Hiller had been working with Allaire for six summers before making his choice.

“It’s an advantage for both of us,” Allaire, now coaching in Toronto, said during the 2007 Finals. “He trusts me and he trusts the way I coach and trusts my knowledge of his talent. At the same time, there will be a part of teaching that won’t be necessary. He knows already what I’m asking and the way I am asking. We’re going to go quicker and faster than a guy coming from another organization who has never been involved with me. I really trust his talent.”

That talent has since become evident to everyone, as Hiller supplanted Giguere as the No.1 last season and authored a stunning upset of top-seeded San Jose in the first round of the playoffs. But the path from Switzerland to the NHL to Olympic star was never as straight as it seems now, and Hiller himself says it didn’t start trending upwards until he began working with Allaire in 2000.

“It was a dream to play in the best league in the world – you always got to have that dream – but for me it was pretty far away because I never played junior national team or anything,” said Hiller, who wasn’t even starting for his hometown junior team and only got one emergency game in the top Swiss pro league (Nationalliga) between 2000 and 2003. In 2003-04, he had a 3.55 goals-against average behind a Laussane team relegated to the Swiss B League.

Things turned around next season with HC Davos. Starting in a Swiss League that was attracting top locked-out NHL players (and current Canadian Olympians) like Rick Nash and Joe Thornton, Hiller was named goalie of the year – an award Cristobal Huet, who also attended Allaire’s summer camps, captured three times before coming to the NHL at age 28 – while winning the first of two Nationalliga Championships with HC Davos. From there came appearances – and success – in higher-profile events like the Spengler Cup and European Champions Cup, a starting role on the Swiss squads at the World Championships, the NHL, and now a starring role at the 2010 Olympics.

“It was step by step,” Hiller said of the slow rise. “As a kid I always had that NHL dream but it was so far away and I came closer and closer every year.”

Hiller doesn’t think it’s a coincidence he started taking those steps after attending Allaire’s camps. While he still likes to think of himself as more than just a blocker, Hiller has come a long way technically since that first session at age 19.

“The basics are those side to side movements, always be in the right spot in front of the shooter and taking up the area,” said Hiller, who did have other goalie coaches – and one-on-one sessions with ex-NHL goaltender David Aebischer stressing things like proper leg recovery – before hooking up with Allaire.

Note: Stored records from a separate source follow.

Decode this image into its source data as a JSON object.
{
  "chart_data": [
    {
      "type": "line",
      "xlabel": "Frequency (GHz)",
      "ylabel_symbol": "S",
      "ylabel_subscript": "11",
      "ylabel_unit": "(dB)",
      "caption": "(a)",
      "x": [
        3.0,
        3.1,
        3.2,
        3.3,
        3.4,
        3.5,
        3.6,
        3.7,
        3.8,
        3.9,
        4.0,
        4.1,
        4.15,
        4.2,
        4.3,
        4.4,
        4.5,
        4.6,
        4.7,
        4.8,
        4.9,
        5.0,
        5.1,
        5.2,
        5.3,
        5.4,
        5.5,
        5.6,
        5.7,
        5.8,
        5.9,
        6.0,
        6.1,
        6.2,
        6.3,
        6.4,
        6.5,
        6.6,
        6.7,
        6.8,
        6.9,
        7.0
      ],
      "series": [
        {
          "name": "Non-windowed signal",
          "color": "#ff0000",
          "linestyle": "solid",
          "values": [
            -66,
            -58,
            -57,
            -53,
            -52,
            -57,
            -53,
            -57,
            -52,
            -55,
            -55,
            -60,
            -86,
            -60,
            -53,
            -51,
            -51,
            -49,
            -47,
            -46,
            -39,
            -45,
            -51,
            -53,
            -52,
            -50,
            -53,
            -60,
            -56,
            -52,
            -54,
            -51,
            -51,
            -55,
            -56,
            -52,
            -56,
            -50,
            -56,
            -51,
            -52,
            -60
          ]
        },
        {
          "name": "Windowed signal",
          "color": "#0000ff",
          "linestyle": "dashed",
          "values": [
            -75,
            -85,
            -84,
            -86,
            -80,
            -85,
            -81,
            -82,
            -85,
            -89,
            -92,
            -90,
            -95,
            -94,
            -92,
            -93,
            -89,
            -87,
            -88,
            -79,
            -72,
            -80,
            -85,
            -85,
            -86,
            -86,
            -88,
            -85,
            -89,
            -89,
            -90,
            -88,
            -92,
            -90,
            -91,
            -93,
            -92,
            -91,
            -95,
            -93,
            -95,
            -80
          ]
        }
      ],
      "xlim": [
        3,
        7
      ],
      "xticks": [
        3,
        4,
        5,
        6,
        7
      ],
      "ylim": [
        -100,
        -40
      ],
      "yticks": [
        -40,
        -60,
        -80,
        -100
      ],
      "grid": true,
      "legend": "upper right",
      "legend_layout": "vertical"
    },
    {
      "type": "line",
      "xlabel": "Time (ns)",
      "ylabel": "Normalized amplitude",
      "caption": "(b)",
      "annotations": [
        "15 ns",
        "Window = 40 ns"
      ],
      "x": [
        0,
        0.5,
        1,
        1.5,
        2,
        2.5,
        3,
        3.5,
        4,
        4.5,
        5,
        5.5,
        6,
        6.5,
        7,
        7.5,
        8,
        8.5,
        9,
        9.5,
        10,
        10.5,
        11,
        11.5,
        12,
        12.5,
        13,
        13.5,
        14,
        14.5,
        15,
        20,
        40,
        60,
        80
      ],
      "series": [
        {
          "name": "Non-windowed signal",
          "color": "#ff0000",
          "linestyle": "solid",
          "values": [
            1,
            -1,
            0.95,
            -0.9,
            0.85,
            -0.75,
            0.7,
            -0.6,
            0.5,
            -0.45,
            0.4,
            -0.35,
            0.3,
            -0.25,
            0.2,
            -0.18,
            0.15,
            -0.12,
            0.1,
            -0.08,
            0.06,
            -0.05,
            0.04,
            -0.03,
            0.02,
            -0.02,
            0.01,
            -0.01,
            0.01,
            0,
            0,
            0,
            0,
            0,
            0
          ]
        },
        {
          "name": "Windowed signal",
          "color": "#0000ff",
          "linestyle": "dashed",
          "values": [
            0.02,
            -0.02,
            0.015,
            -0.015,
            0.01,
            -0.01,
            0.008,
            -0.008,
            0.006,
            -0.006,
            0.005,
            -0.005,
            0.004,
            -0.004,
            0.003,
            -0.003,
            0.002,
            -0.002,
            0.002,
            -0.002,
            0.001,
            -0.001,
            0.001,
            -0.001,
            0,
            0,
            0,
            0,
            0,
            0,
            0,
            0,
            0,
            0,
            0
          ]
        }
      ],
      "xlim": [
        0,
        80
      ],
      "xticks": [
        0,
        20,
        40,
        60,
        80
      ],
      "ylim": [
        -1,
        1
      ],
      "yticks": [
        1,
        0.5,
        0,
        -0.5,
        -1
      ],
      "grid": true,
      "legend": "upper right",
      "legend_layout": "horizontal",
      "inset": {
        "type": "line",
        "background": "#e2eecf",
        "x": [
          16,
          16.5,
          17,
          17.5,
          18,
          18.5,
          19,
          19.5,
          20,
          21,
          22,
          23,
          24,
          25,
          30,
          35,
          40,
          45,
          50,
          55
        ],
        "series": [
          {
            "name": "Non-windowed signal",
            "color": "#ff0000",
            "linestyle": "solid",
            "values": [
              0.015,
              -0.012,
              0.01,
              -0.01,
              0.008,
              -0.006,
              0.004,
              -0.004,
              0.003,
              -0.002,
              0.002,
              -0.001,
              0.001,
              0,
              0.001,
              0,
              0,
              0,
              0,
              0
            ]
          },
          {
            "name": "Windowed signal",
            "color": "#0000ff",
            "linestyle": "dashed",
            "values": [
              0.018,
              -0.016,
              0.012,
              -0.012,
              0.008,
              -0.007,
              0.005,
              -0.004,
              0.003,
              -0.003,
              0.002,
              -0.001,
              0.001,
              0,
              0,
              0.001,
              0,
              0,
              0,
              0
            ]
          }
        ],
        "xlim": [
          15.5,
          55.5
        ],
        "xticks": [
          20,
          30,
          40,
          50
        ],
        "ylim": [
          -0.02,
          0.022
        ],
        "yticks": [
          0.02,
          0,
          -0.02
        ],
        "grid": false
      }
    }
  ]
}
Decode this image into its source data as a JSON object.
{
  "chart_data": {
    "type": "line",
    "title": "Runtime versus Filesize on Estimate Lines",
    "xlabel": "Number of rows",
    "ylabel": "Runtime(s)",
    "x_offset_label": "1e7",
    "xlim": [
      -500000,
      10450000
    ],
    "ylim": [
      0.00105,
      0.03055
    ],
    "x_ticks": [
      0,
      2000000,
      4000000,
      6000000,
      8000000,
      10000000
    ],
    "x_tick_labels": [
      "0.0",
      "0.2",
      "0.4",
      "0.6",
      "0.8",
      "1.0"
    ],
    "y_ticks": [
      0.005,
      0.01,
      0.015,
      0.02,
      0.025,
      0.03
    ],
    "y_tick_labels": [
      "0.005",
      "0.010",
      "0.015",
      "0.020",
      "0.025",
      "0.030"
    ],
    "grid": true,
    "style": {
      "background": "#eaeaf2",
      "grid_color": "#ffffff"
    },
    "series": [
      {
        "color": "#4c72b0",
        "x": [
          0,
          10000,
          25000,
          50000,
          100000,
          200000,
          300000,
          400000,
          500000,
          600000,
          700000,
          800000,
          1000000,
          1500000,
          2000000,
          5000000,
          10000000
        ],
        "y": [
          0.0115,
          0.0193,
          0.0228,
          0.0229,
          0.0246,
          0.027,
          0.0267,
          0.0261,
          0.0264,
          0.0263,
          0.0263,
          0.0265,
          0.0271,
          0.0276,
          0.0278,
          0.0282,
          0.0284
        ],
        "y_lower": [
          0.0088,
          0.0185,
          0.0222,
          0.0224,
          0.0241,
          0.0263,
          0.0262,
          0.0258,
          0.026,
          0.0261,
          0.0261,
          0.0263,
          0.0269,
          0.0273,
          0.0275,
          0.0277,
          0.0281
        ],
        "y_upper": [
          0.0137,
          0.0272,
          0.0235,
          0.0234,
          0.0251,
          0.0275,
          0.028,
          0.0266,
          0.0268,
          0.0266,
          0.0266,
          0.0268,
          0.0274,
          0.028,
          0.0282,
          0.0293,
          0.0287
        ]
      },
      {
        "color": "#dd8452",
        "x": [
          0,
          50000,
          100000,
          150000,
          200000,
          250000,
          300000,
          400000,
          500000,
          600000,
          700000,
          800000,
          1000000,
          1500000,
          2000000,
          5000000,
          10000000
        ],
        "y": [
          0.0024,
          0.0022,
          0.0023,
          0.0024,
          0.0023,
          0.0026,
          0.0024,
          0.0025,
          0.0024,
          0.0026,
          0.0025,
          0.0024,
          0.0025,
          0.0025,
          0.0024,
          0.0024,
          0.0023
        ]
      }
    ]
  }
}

If he had to choose another Allaire disciple for comparison, Hiller has always said he think of himself as being closer to the reactive game of Team Canada goalie Roberto Luongo than a pure blocker like Giguere. He has fast feet, makes strong, quick lateral pushes from his knees, and reads the play well, a combination that allows Hiller to arrive early and square to save positions, look bigger than his 6-foot-1 frame, and maintain superb rebound control on body saves.

“But I’m also still working a lot of my reflexes,” Hiller stressed. “It’s not just positioning, I can also go for the puck and I can make saves with the arms.”

Canada – the country and the team – found that out first hand on Thursday. What they may not have realized was the role one of their own played in the scare.